Notably, the findings emerge in the context of the near free-access and self-referral healthcare system in place in Taiwan, remarks the team.

Data from 2004 through 2006 for 4254 patients (aged a mean 77 years) were included in the study. Of these patients, 709 (cases) attended a GEM program during 2005, and were matched in a 1:5 ratio to 3545 control individuals who had not attended.

The researchers measured BOM using the Adjusted Clinical Group (ACG) program.
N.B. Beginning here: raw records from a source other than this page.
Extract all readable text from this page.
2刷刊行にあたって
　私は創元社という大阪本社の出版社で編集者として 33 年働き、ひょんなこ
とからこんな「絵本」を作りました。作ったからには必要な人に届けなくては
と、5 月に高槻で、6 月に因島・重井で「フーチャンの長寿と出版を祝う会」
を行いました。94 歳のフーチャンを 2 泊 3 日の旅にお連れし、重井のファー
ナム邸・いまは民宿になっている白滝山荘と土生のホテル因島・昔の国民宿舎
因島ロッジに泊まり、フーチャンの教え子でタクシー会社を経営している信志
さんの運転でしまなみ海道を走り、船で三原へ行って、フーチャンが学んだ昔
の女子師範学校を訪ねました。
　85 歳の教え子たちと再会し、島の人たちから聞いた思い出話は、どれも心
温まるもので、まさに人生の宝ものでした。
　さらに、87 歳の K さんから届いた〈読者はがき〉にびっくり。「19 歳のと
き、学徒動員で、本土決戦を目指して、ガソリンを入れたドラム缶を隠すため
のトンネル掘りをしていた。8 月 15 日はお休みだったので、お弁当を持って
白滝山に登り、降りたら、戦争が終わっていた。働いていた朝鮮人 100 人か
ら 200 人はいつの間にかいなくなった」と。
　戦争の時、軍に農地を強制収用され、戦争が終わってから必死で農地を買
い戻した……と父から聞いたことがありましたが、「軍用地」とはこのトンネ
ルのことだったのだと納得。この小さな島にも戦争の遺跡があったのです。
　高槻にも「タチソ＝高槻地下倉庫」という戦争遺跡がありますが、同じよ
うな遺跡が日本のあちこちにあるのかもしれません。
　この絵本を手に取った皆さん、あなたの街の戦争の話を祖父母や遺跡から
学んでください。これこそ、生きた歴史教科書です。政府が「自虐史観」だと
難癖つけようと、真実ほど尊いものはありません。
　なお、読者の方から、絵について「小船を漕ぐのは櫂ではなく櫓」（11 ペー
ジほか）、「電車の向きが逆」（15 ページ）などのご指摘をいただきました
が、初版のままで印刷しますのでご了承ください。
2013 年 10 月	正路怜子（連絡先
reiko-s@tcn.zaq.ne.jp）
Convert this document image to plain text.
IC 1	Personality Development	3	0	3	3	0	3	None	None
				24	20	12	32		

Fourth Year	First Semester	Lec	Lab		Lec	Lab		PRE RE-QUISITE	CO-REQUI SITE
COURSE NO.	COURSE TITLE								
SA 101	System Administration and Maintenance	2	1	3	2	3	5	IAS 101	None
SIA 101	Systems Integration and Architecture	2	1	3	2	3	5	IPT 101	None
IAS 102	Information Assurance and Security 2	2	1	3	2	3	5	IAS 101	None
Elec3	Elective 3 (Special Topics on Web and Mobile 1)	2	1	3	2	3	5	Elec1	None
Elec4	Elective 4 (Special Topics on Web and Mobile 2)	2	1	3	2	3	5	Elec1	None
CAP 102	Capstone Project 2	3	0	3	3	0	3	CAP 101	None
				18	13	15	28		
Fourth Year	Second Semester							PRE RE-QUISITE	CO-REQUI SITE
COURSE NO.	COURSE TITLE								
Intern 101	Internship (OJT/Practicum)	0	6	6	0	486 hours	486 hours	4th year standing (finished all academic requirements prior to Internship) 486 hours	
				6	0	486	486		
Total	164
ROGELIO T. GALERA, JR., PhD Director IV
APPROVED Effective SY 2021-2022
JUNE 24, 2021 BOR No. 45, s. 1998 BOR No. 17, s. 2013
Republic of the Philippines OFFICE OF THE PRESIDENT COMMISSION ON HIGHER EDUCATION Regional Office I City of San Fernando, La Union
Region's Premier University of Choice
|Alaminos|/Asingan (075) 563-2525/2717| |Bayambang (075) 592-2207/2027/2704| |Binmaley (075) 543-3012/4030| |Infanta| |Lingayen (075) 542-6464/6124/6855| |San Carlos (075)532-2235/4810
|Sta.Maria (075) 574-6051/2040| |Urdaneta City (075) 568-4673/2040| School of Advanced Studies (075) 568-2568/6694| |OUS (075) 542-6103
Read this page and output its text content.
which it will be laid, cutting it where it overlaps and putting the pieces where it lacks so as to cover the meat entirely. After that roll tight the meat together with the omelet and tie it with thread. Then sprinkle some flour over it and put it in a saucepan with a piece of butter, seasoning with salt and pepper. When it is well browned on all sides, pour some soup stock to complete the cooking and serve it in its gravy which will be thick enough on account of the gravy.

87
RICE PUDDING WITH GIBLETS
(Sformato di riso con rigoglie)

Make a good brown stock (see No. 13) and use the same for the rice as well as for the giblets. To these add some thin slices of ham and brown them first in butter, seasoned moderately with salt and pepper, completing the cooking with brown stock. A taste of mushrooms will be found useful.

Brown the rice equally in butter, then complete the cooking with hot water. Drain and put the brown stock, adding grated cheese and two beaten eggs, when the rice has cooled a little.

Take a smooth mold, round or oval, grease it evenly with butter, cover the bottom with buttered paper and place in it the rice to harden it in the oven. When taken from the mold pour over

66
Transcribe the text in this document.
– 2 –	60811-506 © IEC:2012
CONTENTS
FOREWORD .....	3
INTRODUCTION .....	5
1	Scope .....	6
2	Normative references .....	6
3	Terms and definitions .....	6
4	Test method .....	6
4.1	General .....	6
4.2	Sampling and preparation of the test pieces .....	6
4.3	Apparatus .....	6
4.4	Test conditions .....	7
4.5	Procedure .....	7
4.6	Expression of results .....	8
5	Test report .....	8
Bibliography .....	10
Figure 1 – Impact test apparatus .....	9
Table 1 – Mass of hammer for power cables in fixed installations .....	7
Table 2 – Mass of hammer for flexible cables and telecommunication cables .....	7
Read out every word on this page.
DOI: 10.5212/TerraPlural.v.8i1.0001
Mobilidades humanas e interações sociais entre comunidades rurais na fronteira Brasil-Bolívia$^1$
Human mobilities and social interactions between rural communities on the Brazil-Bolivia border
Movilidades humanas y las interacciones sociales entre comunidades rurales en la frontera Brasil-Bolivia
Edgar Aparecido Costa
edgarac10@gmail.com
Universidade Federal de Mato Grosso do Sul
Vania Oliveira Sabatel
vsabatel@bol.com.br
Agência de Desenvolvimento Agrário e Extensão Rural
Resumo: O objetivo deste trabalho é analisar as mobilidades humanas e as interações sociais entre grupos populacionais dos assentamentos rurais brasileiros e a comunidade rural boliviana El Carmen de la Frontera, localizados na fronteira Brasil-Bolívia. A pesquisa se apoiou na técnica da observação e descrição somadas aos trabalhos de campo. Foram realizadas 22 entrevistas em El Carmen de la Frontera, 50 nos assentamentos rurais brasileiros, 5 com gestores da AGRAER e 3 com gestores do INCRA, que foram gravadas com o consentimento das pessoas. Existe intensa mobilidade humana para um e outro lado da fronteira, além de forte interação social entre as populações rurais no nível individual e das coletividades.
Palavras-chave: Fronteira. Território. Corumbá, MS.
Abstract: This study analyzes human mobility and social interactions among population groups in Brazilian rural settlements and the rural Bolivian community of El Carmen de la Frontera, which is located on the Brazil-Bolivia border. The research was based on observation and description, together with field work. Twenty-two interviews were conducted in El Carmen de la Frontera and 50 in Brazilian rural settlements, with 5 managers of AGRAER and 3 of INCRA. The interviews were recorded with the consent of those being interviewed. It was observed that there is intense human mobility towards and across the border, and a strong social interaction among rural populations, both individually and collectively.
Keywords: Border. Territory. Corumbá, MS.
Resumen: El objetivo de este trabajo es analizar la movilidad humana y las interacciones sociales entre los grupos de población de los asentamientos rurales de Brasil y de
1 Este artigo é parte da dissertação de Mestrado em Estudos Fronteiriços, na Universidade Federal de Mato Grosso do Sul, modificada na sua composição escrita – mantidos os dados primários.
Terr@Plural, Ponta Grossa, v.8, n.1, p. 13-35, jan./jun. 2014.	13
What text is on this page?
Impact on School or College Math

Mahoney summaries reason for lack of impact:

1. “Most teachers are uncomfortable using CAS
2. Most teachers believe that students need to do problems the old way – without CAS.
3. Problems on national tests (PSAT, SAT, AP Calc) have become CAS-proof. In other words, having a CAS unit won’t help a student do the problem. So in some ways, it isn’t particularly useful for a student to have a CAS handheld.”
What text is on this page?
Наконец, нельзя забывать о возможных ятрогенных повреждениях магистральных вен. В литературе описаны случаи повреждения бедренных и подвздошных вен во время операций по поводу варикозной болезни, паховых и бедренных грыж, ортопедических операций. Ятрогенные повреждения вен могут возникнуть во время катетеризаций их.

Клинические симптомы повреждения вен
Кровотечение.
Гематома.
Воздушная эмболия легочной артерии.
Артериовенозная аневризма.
The program regards people with a higher ACG weighting as having a higher BOM and more medical needs than the general population, and assigns a resource utilization band (RUB) according to this weighting.

Study participants were categorized as either having low (RUB ≤3; healthy to moderate) or high (RUB >3; high to very high) morbidity.

Among the 1870 low-morbidity patients, generalized estimating equations analysis revealed that entry into the outpatient GEM program (n=333) significantly reduced total medical expenditure and total outpatient visits, as well as significantly reducing the growth of BOM, report the authors.

Conversely, there were no significant interactions between outpatient GEM and BOM or any other medical utilization variables for the 2387 patients with high morbidity, of whom 376 took part in GEM.

"GEM could be considered as required training for physicians, especially for family practice and general medicine physicians, as a result of the rapid growth of the elderly population," write Chen and colleagues.

"By promoting GEM, a health-care system should be beneficial when the vast majority of users in the system are becoming older," they conclude.